This topic actually couldn’t be more fitting for my life right now. It wasn’t until I asked myself this question that I realized it was really what I was doing though.
I can always tell when I am really getting stressed or overwhelmed. The number of pagers I consume goes up. It’s not the same as pleasure reading. It becomes a stress induced mania. I don’t even have to find the book addicting. I can actually find it innately flawed. All the same, I’ll find myself reading for hours on end, even when I don’t have the time to spare, just to be somewhere else for a little while.
At the moment I’m reading Empress by Karen Miller. I’ve found countless typos. The prose is rushed and undescriptive. I’m constantly wondering at the motivations of the characters. That isn’t to say it’s a bad book. It has more to do with myself and my sudden urge to be overly critical. Yet for all these things I take issue with, I’m somewhere around page four hundred after five busy days.
I’ve done this before. The last time I can remember myself reading with such fury was during my student teaching. I devoured every last book I could find. It take much more than an interesting cover to get my into the book. I’d walk up an down the dinky local library rescuing books no one had touched in years for my mind to eat. I’ve forgotten half of the books I read in that time, but the worlds stay with me as vivid as ever.
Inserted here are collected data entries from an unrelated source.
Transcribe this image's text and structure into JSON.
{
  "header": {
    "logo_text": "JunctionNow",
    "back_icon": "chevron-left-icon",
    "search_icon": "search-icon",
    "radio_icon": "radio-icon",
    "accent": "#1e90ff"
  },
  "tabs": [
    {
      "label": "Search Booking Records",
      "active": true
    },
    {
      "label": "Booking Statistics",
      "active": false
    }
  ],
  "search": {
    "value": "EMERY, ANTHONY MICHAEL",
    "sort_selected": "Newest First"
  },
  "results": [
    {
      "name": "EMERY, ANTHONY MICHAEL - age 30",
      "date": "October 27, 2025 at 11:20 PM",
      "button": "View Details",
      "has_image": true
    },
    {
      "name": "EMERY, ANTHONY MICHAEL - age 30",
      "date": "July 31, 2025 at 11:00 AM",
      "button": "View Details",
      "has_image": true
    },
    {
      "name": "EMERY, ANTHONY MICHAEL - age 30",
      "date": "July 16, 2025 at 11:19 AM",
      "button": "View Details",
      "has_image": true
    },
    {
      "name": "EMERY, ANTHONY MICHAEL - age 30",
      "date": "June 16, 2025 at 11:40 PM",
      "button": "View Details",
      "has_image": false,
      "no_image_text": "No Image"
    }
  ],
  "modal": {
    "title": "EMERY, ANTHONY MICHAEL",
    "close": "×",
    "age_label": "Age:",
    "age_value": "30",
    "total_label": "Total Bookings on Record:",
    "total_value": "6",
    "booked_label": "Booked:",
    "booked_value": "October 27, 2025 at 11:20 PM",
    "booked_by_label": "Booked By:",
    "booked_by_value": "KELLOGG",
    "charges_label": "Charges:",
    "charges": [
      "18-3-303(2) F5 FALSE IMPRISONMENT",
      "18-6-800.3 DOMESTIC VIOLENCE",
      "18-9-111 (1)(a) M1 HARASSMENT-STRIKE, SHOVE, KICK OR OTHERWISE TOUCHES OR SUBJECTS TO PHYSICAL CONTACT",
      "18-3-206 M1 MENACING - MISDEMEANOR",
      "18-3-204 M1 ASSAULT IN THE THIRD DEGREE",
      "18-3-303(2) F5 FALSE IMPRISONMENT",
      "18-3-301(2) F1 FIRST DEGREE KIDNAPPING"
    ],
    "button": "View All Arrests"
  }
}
Then, I was running from what I already knew about myself, but hadn’t decided to admit to knowing. Deep down I knew that the degree I was about to go work for two years to get was not what I really wanted from y life. So instead of practicing and making myself into the musician I “should” have been, I read.
I realize now that the decision to set myself up for failure would have no real bearing on the outcome. I never did get to go to grad school for that degree I realize now I didn’t want, but I’m getting off track. Instead of running from what I know but don’t want to admit, I’m now running from the implications of the massive life change I’ve decided to make. I’m running from the fact that I’m having to wait for it to happen.
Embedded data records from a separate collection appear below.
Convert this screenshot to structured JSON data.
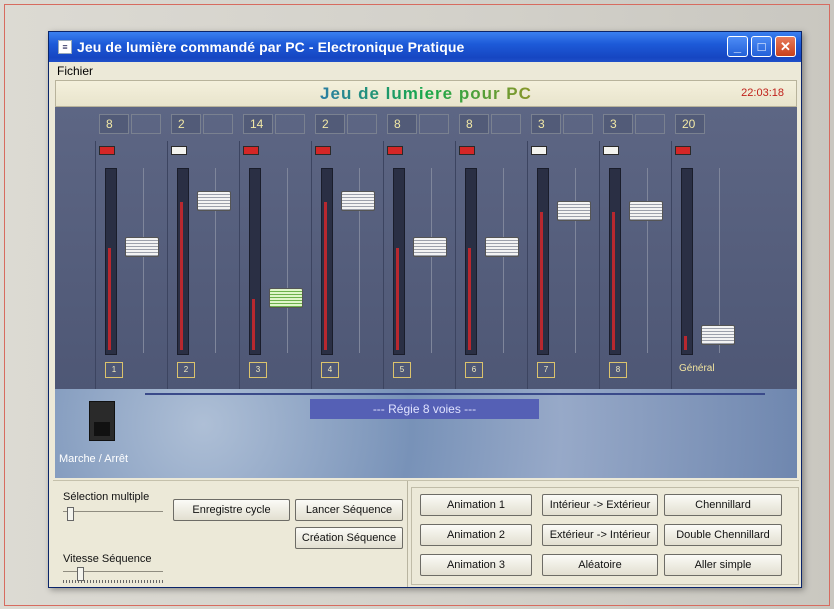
{
  "window": {
    "title": "Jeu de lumière commandé par PC - Electronique Pratique",
    "app_icon": "document-icon"
  },
  "menu": {
    "file": "Fichier"
  },
  "header": {
    "app_title": "Jeu de lumiere pour PC",
    "clock": "22:03:18"
  },
  "channels": [
    {
      "value": "8",
      "led": "on",
      "label": "1",
      "level": 0.58
    },
    {
      "value": "2",
      "led": "off",
      "label": "2",
      "level": 0.86
    },
    {
      "value": "14",
      "led": "on",
      "label": "3",
      "level": 0.27,
      "selected": true
    },
    {
      "value": "2",
      "led": "on",
      "label": "4",
      "level": 0.86
    },
    {
      "value": "8",
      "led": "on",
      "label": "5",
      "level": 0.58
    },
    {
      "value": "8",
      "led": "on",
      "label": "6",
      "level": 0.58
    },
    {
      "value": "3",
      "led": "off",
      "label": "7",
      "level": 0.8
    },
    {
      "value": "3",
      "led": "off",
      "label": "8",
      "level": 0.8
    }
  ],
  "general": {
    "value": "20",
    "label": "Général",
    "level": 0.05
  },
  "regie": "--- Régie 8 voies ---",
  "power_switch": {
    "label": "Marche / Arrêt"
  },
  "controls": {
    "selection_multiple": "Sélection multiple",
    "vitesse_sequence": "Vitesse Séquence",
    "enregistre_cycle": "Enregistre cycle",
    "lancer_sequence": "Lancer Séquence",
    "creation_sequence": "Création Séquence"
  },
  "animations": [
    [
      "Animation 1",
      "Intérieur -> Extérieur",
      "Chennillard"
    ],
    [
      "Animation 2",
      "Extérieur -> Intérieur",
      "Double Chennillard"
    ],
    [
      "Animation 3",
      "Aléatoire",
      "Aller simple"
    ]
  ]
}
Each world, well crafted or otherwise, that I can drop my restless mind into is a sanctuary from all of the constant responsibilities swirling around me threatening to drown me at any moment. It might not be healthy, or maybe it is. I guess having a bad book habit is better than I bad drinking habit.
Just like being an addict though it begins to cut into my normal life. Instead of working I think about that world. I think about those characters. I get very cranky if I don’t get to visit them. My husband has a hard time peeling me out of bed during the weekends because of this. As of late, it’s been even worse.
I suppose I feel that when this real world gets to hard to bear that living in another of someone else’s creation can make it easier if only for a little while. I’m sorry to be rambling. I try to stay away from that as much as I can, but in this case it’s because my mind is a tightly wound ball of yarn. Pull on one string and your likely to upset another.
Where do you go when you need to escape? What do you do?